Eloy Jimenez was not in the White Sox’ lineup Friday after exiting the second game of the doubleheader Thursday in New York with a lower left leg injury.
Upon further evaluation, the injury rose above the level of a day-to-day designation, Sox manager Pedro Grifol said. But the team is hoping to have Jimenez back in the next several days and avoid a third injured-list stint.
“He’s doing pretty good,’’ Grifol said before the Sox’ 2-1 victory against the Marlins. ‘‘I wouldn’t say he’s day-to-day, but I think it’ll probably be three or four days for him to get back in there.
‘‘You still have to see how he progresses. But overall it was a pretty good exam.’’
It’s no secret that injuries have plagued Jimenez throughout his young career. After strong seasons in 2019 and 2020, he appeared in only 139 of a possible 324 games the next two seasons with a variety of ailments, from a torn pectoral muscle to multiple hamstring strains.
This latest hiccup came about in familiar fashion, to boot. In the ninth inning of the 3-0 loss to the Yankees, Jimenez came up lame after running out a grounder to short. Attempting to turn a double play, Yankees second baseman Gleyber Torres sailed a throw into the dugout, allowing a hobbling Jimenez to take second. But Andrew Vaughn immediately pinch-ran in his place.
Grifol said the injured area is just below Jimenez’s left calf.
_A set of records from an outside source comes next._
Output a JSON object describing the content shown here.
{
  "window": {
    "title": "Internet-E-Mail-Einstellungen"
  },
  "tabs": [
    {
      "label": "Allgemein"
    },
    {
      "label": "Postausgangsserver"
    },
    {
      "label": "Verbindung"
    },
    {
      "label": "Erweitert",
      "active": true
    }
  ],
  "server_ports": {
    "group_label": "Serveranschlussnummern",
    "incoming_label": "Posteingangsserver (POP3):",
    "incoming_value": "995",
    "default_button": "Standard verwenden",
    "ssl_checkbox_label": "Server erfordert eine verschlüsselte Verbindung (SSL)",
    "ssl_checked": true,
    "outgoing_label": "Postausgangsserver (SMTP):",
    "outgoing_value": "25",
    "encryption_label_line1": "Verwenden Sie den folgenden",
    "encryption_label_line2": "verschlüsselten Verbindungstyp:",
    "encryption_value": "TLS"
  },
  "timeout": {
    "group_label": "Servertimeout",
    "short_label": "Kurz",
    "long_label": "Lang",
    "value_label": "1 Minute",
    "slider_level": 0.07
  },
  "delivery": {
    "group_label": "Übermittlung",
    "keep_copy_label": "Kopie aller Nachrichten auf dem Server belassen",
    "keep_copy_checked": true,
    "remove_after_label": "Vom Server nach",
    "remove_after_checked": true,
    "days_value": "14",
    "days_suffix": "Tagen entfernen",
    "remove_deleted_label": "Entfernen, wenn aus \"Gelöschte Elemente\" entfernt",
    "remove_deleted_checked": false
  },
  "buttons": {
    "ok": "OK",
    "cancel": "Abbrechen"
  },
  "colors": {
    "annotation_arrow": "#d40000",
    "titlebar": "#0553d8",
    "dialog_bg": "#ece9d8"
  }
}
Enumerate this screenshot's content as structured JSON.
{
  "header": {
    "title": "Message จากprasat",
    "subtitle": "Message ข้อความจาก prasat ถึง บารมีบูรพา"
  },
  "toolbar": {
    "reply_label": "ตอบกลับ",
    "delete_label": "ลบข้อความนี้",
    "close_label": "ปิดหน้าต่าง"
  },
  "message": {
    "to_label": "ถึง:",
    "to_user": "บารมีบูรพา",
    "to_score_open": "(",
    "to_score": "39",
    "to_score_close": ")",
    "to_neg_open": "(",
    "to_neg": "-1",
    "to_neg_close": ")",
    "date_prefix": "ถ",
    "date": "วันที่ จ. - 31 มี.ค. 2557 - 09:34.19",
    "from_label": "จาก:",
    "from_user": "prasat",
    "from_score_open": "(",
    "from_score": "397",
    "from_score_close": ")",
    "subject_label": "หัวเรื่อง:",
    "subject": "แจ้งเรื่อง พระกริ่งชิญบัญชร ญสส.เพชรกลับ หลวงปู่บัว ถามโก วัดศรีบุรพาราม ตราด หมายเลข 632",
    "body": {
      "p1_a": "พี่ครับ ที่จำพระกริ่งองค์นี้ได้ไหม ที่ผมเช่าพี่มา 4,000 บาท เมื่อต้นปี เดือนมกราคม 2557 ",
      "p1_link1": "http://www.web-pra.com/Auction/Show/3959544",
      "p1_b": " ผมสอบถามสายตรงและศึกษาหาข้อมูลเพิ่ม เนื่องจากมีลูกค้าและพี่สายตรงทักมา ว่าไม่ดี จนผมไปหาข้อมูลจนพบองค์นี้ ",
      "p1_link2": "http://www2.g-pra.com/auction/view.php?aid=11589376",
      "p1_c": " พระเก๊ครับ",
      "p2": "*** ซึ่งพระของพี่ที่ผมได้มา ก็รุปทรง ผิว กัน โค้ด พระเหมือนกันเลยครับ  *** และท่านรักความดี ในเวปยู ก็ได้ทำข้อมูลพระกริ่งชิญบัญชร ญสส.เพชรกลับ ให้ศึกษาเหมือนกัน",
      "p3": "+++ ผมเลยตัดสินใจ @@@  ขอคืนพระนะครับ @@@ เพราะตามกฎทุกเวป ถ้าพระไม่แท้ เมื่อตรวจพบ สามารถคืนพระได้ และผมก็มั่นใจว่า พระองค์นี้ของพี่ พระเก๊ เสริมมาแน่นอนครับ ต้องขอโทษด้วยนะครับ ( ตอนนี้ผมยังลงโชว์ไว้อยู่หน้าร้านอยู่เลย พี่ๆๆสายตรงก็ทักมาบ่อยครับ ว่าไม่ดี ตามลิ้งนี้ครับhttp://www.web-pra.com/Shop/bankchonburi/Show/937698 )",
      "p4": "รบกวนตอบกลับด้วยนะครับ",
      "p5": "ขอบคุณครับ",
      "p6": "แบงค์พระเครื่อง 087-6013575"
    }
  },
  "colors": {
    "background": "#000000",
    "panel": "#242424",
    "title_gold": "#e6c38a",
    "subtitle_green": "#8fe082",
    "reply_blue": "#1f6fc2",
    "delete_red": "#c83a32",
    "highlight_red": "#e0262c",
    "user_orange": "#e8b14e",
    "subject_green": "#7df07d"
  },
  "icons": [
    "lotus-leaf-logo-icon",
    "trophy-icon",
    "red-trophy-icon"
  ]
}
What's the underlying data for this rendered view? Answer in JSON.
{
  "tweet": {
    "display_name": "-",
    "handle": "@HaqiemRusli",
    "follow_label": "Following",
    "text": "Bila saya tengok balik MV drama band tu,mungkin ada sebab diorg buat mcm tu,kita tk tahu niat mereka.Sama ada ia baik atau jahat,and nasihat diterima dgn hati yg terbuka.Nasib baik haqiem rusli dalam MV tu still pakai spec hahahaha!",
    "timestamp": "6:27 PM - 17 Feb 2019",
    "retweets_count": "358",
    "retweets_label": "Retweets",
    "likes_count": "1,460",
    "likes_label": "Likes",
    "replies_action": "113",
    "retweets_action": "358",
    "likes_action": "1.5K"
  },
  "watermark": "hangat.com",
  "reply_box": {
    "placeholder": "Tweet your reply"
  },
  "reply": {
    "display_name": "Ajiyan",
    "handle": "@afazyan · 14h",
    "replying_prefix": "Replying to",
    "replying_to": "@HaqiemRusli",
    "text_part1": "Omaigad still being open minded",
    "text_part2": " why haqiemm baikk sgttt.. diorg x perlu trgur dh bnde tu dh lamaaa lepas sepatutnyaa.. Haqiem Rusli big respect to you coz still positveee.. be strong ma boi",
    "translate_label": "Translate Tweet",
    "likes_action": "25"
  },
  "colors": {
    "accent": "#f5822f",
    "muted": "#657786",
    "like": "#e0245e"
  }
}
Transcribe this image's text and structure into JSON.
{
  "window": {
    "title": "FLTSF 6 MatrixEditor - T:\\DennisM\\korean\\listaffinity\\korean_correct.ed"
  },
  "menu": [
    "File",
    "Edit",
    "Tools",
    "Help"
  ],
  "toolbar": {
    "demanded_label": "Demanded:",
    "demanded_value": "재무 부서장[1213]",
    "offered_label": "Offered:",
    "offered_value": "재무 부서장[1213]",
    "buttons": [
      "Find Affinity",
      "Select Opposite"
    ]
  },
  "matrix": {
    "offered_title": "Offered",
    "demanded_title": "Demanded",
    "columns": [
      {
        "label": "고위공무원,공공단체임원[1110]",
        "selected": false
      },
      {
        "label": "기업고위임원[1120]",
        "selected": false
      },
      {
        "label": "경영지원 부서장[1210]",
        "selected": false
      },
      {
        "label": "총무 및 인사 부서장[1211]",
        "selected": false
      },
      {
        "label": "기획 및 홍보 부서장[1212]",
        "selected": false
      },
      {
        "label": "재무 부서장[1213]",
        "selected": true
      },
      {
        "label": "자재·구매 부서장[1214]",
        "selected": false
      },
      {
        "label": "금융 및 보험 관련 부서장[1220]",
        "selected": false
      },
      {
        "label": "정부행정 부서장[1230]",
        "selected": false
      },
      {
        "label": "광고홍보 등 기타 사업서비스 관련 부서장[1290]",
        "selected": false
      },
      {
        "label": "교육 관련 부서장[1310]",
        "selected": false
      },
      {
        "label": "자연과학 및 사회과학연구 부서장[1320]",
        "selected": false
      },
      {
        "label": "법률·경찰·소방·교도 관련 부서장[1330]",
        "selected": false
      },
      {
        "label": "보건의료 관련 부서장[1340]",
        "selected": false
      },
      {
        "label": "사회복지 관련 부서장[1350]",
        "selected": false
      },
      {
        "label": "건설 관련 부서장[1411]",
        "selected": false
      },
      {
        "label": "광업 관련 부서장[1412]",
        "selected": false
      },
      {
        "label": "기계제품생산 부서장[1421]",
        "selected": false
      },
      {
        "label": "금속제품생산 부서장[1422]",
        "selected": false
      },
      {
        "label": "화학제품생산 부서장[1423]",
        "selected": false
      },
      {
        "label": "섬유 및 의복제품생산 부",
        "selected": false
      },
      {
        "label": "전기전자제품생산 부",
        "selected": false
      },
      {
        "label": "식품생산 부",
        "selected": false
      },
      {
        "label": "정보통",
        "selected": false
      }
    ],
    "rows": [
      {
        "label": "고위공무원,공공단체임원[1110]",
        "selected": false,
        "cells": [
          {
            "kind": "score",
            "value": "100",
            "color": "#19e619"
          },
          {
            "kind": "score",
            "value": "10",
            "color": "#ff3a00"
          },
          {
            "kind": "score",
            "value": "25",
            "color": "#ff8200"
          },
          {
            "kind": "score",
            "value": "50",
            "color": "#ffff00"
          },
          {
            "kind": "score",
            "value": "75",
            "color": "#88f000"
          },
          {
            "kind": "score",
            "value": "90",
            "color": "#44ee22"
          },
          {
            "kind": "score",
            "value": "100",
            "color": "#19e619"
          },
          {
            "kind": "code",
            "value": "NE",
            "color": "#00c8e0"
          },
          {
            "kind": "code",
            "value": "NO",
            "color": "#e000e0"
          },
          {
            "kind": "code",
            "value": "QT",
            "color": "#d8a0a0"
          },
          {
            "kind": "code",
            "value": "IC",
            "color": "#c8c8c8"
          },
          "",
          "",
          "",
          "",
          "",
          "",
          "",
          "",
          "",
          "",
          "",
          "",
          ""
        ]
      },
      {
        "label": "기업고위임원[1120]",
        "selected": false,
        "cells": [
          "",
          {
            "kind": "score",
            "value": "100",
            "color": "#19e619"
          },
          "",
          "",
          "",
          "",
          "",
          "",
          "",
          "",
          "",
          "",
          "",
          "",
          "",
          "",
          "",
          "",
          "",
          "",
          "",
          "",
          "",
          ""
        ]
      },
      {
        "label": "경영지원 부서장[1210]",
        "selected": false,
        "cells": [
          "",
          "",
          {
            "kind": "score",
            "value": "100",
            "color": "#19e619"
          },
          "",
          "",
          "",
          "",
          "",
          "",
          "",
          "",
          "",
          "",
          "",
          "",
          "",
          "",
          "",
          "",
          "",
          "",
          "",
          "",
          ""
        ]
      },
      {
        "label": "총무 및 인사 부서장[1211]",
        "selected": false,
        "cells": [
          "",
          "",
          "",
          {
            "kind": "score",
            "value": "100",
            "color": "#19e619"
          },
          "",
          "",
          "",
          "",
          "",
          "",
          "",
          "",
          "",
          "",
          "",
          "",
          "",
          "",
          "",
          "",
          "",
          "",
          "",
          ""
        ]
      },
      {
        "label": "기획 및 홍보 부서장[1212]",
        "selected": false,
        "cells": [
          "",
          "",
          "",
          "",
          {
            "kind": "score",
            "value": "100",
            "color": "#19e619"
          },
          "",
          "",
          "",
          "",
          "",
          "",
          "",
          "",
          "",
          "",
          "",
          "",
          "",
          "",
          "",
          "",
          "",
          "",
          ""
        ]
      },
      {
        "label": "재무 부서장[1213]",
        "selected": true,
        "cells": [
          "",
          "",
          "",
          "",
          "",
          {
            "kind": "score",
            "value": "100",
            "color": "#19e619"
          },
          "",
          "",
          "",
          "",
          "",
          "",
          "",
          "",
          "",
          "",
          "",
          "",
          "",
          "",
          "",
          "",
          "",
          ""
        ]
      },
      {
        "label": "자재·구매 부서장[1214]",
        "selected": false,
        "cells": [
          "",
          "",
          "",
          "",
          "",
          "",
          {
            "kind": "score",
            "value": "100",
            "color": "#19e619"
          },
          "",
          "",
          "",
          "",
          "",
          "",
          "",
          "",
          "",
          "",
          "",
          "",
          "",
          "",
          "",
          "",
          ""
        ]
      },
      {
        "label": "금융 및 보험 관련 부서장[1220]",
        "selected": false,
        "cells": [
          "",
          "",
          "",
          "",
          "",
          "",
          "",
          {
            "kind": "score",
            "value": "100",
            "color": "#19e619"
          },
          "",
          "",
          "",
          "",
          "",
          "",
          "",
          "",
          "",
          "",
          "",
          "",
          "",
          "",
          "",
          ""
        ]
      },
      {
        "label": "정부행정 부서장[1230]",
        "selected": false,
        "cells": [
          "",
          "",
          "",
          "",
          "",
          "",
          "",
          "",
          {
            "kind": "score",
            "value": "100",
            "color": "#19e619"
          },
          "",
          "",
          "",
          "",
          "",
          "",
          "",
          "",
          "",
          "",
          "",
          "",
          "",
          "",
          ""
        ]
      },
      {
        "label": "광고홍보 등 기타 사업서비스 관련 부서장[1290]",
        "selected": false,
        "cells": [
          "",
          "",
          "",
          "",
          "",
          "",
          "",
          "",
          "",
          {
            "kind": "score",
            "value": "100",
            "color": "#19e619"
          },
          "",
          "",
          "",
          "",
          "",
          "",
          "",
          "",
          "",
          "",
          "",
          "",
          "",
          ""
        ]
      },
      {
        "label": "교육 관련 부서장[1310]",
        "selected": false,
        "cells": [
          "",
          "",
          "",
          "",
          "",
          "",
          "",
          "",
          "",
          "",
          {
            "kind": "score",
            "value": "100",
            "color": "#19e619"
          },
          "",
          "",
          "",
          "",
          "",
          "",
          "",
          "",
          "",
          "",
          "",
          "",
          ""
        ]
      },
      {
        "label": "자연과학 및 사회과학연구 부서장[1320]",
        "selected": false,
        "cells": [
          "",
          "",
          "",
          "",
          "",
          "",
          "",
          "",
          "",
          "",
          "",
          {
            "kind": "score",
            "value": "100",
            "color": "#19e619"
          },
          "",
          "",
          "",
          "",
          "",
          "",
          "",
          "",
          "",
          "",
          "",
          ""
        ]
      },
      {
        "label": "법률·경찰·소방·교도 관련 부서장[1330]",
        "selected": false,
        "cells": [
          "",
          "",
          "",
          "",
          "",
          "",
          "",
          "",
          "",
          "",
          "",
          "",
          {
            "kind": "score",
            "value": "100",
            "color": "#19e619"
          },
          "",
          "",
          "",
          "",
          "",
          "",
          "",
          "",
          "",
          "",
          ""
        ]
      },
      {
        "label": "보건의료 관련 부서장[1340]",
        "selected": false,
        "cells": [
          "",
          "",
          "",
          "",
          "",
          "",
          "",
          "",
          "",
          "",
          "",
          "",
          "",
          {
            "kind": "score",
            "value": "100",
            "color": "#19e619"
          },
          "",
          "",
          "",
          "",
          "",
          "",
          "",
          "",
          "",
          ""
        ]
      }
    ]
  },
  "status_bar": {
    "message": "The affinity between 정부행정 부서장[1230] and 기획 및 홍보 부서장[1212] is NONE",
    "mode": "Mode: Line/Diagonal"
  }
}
Jimenez told Grifol he first felt it “a little bit” in the first game of the doubleheader before tweaking it in the second.
In the day game, Jimenez belted a go-ahead home run off Yankees reliever Michael King for what would prove to be the decisive blast in a 6-5 victory. Since returning May 28 from an IL stint after an appendectomy, Jimenez had a slash line of .256/.302/.462 with two homers and nine RBI in 10 games.
“He had it in his mind that he was gonna come back from that sooner than later, and he did a really good job on the mental side of it,” Grifol said. “He made it back, and he picked up right where he left off. Big home run yesterday, he’s done a good job.”
The Sox hope he returns sooner rather than later this time around, as well. But in the meantime, Grifol said, Jake Burger and Gavin Sheets will be the primary names called upon to step into the DH spot in Jimenez’s place.
Leading the team in OPS by a wide margin, Burger has been one of the stories of the Sox’ season but an off-and-on presence in the lineup. Sheets, though searching for consistency, provides pop from the left side. Burger was the DH and batted sixth Friday; Sheets manned right field and hit eighth.
“When you have the depth that we have, the key is to keep guys in rhythm, and sometimes it’s hard,” Grifol said. “But when you do have an injury, it allows for others to go ahead and take the bulk of those ABs. So just grateful that we have some depth to be able to do that.
“Now, we certainly miss Eloy’s bat. But when you replace Eloy with a Sheets or a Burger, that’s pretty good. I would prefer having them all. But for the next four or five days, we won’t.”